The Prince of Wales's Own Regiment of Yorkshire

The Prince of Wales's Own Regiment of Yorkshire was formed on 25th April 1958 by the amalgamation of the West Yorkshire Regiment (The Prince of Wales's Own) and the East Yorkshire Regiment (The Duke of York's Own). 


The West Yorkshire Regiment was raised on the 22nd June 1685, as the 14th Regiment of Foot and saw service under King William lll, taking part in the capture of Namur (1695).  The Regiment served as Marines in the Channel and West India Fleets and in 1791 served in Jamaica.  At the Battle of Famars (1793) the Colonel ordered his drummers to strike up the 'Ca Ira', which the French were then playing, this led to the French revolutionary tune being adopted as the Regimental march of the 14th Foot, the first instance of a march being taken in battle.  It is now the Regimental quick march of The Yorkshire Regiment.  The WYR took part in the capture of Mauritius (1810) and Java (1811) and for distinguished services in India (1826) was granted the badge of the Royal Tiger.  There followed service in the West Indies, Canada, Malta, the Crimea (1855), New Zealand (1860-1866), Afghanistan (1879-1880) and South Africa (1899-1902).  In 1876, the Prince of Wales, conferred on the Regiment the title of 'The Prince of Wales's Own'.  In 1881, the Regiment was given the county title of the West Yorkshire Regiment and the Depot established in York.  During the First World War (1914-1918), the WYR raised thirty-seven battalions of which twenty-four served overseas.  Six Victoria Crosses were awarded and the 8th (Leeds Rifles) Battalion was rewarded for its gallant conduct at the assault of the Montagne de Bligny by the award of the French Croix de Guerre.  In all over 13,000 officers and other ranks lost their lives.  During the Second World War, the WYR saw action in Eritrea against the Italians, in the Western Desert against the German Africa Corps, Burma (including the battle of Imphal) and Java.  Post 1945 the Regiment served in the Suez operation and in Malaya.

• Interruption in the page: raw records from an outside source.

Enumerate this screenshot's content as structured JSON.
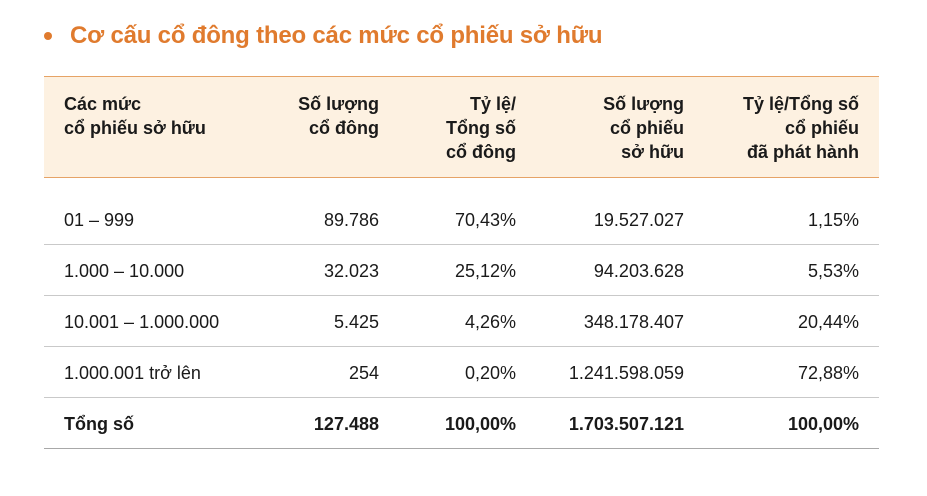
{
  "title": "Cơ cấu cổ đông theo các mức cổ phiếu sở hữu",
  "header": {
    "col1": [
      "Các mức",
      "cổ phiếu sở hữu"
    ],
    "col2": [
      "Số lượng",
      "cổ đông"
    ],
    "col3": [
      "Tỷ lệ/",
      "Tổng số",
      "cổ đông"
    ],
    "col4": [
      "Số lượng",
      "cổ phiếu",
      "sở hữu"
    ],
    "col5": [
      "Tỷ lệ/Tổng số",
      "cổ phiếu",
      "đã phát hành"
    ]
  },
  "rows": [
    {
      "level": "01 – 999",
      "holders": "89.786",
      "holder_ratio": "70,43%",
      "shares": "19.527.027",
      "share_ratio": "1,15%"
    },
    {
      "level": "1.000 – 10.000",
      "holders": "32.023",
      "holder_ratio": "25,12%",
      "shares": "94.203.628",
      "share_ratio": "5,53%"
    },
    {
      "level": "10.001 – 1.000.000",
      "holders": "5.425",
      "holder_ratio": "4,26%",
      "shares": "348.178.407",
      "share_ratio": "20,44%"
    },
    {
      "level": "1.000.001 trở lên",
      "holders": "254",
      "holder_ratio": "0,20%",
      "shares": "1.241.598.059",
      "share_ratio": "72,88%"
    }
  ],
  "total": {
    "level": "Tổng số",
    "holders": "127.488",
    "holder_ratio": "100,00%",
    "shares": "1.703.507.121",
    "share_ratio": "100,00%"
  },
  "colors": {
    "accent": "#e07b2e",
    "header_bg": "#fdf1e1"
  }
}
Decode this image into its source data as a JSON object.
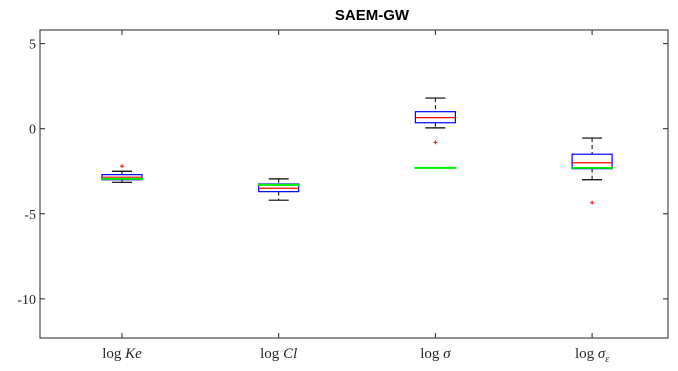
{
  "chart_data": {
    "type": "box",
    "title": "SAEM-GW",
    "xlabel": "",
    "ylabel": "",
    "categories": [
      "log Ke",
      "log Cl",
      "log σ",
      "log σ_ε"
    ],
    "category_labels": [
      {
        "prefix": "log ",
        "main": "Ke",
        "sub": ""
      },
      {
        "prefix": "log ",
        "main": "Cl",
        "sub": ""
      },
      {
        "prefix": "log ",
        "main": "σ",
        "sub": ""
      },
      {
        "prefix": "log ",
        "main": "σ",
        "sub": "ε"
      }
    ],
    "ylim": [
      -12.3,
      5.8
    ],
    "yticks": [
      5,
      0,
      -5,
      -10
    ],
    "ytick_labels": [
      "5",
      "0",
      "-5",
      "-10"
    ],
    "grid": false,
    "boxes": [
      {
        "whisker_low": -3.15,
        "q1": -3.0,
        "median": -2.85,
        "q3": -2.7,
        "whisker_high": -2.5,
        "outliers": [
          -2.2
        ],
        "reference": -2.95
      },
      {
        "whisker_low": -4.2,
        "q1": -3.7,
        "median": -3.5,
        "q3": -3.25,
        "whisker_high": -2.95,
        "outliers": [],
        "reference": -3.3
      },
      {
        "whisker_low": 0.05,
        "q1": 0.35,
        "median": 0.65,
        "q3": 1.0,
        "whisker_high": 1.8,
        "outliers": [
          -0.8
        ],
        "reference": -2.3
      },
      {
        "whisker_low": -3.0,
        "q1": -2.35,
        "median": -2.0,
        "q3": -1.5,
        "whisker_high": -0.55,
        "outliers": [
          -4.35
        ],
        "reference": -2.3
      }
    ],
    "colors": {
      "box": "#0000ff",
      "median": "#ff0000",
      "whisker": "#000000",
      "outlier": "#ff0000",
      "reference": "#00ee00",
      "axis": "#262626"
    }
  }
}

The East Yorkshire Regiment was raised on 22nd June 1685 as the 15th Regiment of Foot and saw service in Scotland and Flanders.  In 1702, it formed part of Marlborough's Army and took a prominent part in the battles of Blenheim, Ramillies, Malplaquet and Oudenarde.  During the Seven Years’ War, the Regiment took the fortress of Louisberg (1758) and was present at Quebec (1759) when General Wolfe was killed.  The Officers of the Regiment have marked his death ever since with a black thread in their No 1 dress epaulettes and a black line on their stable belt.  Further campaigns followed in Martinique, Havannah and the American War of Independence (1776-1778), during which time the Regiment gained its nickname 'The Snappers'.  From 1790 to 1810, the Regiment served almost continuously in the West Indies and did not see active service again for over 60 years.  In 1881 the 15th Regiment of Foot was renamed the 'East Yorkshire Regiment' and deployed to South Africa in 1900.  During the First World War the Regiment raised twenty-one battalions.  A memorial to the 9,000 fallen men of the Regiment stands in the Soldiers' Chapel within Beverley Minster.  Four Victoria Crosses were awarded to men of the Regiment.  In 1935, the Regiment was granted the additional title of 'The Duke of York's Own'.  During the Second World War the Regiment saw action in Dunkirk, the Middle East, Sicily and Burma.  The Regiment had two battalions (the 2nd and the 5th) in the first wave of the assault on the Normandy Beaches in 1944.  Post 1945 the Regiment served in Palestine, Malaya and Germany.


Following amalgamation of the WYR and EYR at Dover on 25 April 1958, the Regiment conducted three tours in Aden, two in Bosnia, six in Northern Ireland and one in Sierra Leone (2000).